Minha casa só ficava mais cheia de presentes e doces do que em nosso aniversário, em dias de São Cosme e Damião. A maioria do bairro conhecia a fama da minha casa no dia 27 de setembro. As pessoas se amontoavam em frente ao nosso portão na espera dos sacos de doce, roupas e brinquedos. Mesmo depois de ter vindo para cá, minha mãe continuava a dar os doces, mas hoje não mais. Ela era católica. Hoje não é mais.
A festa do Natal, que normalmente as pessoas lembram, não me recordo direito. Minha lembrança maior dessa época é que minha mãe ajudava uma senhora, doando várias roupas e brinquedos para o Natal do bairro, que tinha direito a Papai Noel chegando de helicóptero e tudo. Essa senhora já morreu e hoje o Natal lá não é mais assim.

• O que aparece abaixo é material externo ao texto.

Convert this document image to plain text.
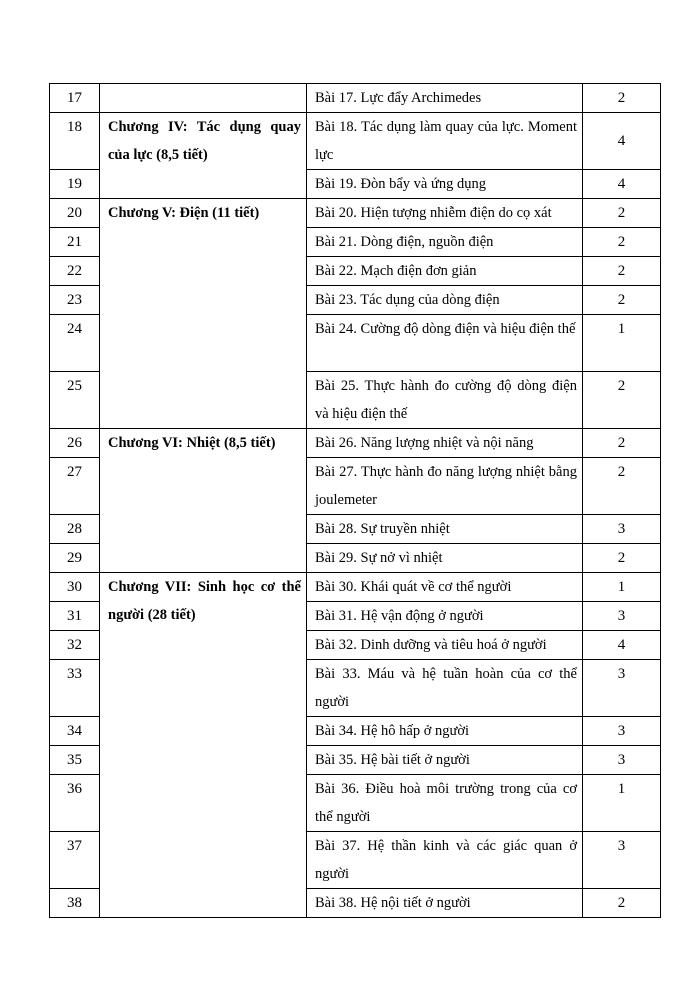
17		Bài 17. Lực đẩy Archimedes	2
18	Chương IV: Tác dụng quay của lực (8,5 tiết)	Bài 18. Tác dụng làm quay của lực. Moment lực	4
19		Bài 19. Đòn bẩy và ứng dụng	4
20	Chương V: Điện (11 tiết)	Bài 20. Hiện tượng nhiễm điện do cọ xát	2
21		Bài 21. Dòng điện, nguồn điện	2
22		Bài 22. Mạch điện đơn giản	2
23		Bài 23. Tác dụng của dòng điện	2
24		Bài 24. Cường độ dòng điện và hiệu điện thế	1
25		Bài 25. Thực hành đo cường độ dòng điện và hiệu điện thế	2
26	Chương VI: Nhiệt (8,5 tiết)	Bài 26. Năng lượng nhiệt và nội năng	2
27		Bài 27. Thực hành đo năng lượng nhiệt bằng joulemeter	2
28		Bài 28. Sự truyền nhiệt	3
29		Bài 29. Sự nở vì nhiệt	2
30	Chương VII: Sinh học cơ thể người (28 tiết)	Bài 30. Khái quát về cơ thể người	1
31		Bài 31. Hệ vận động ở người	3
32		Bài 32. Dinh dưỡng và tiêu hoá ở người	4
33		Bài 33. Máu và hệ tuần hoàn của cơ thể người	3
34		Bài 34. Hệ hô hấp ở người	3
35		Bài 35. Hệ bài tiết ở người	3
36		Bài 36. Điều hoà môi trường trong của cơ thể người	1
37		Bài 37. Hệ thần kinh và các giác quan ở người	3
38		Bài 38. Hệ nội tiết ở người	2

Outra festa que lembro com saudades é do dia das mães. Minha avó tem 10 filhos e tantos netos e bisnetos que não sei dizer o quanto. A casa ficava cheia e na hora do bolo ficávamos todos em volta da mesa, dávamos as mãos e cantávamos a canção que ainda lembro de cor. Era emocionante ver todo mundo ali. Hoje já não é mais assim. Minha avó ainda vive, mas nunca mais teve aquela integração. Os adultos endureceram e acabou a tradição.
Não tenho medo de crescer, mas de endurecer como vejo que acontece com muita gente. Relembrando um pouco do meu passado, vejo que de alguma forma deixei coisas que me faziam bem, que me emocionavam, estacionarem em algum canto, atrás de alguma pilastra dentro de mim. Não quero estacionar. Quero continuar minha viagem de cavalo rumo ao futuro, com meus irmãos, sair detrás das pilastras da desunião e me unir cada vez mais com minha família. Abraçar e respeitar minha mãe, seja lá qual for sua religião. Continuar admirando a inteligência do meu pai, e, no futuro, preparar bolo de manteiga com açúcar para os aniversários de boneca da minha filha, que desde criança sonhei em ter. Quero continuar a me emocionar com a vida e com os meus. Hoje e sempre, desejo que seja assim.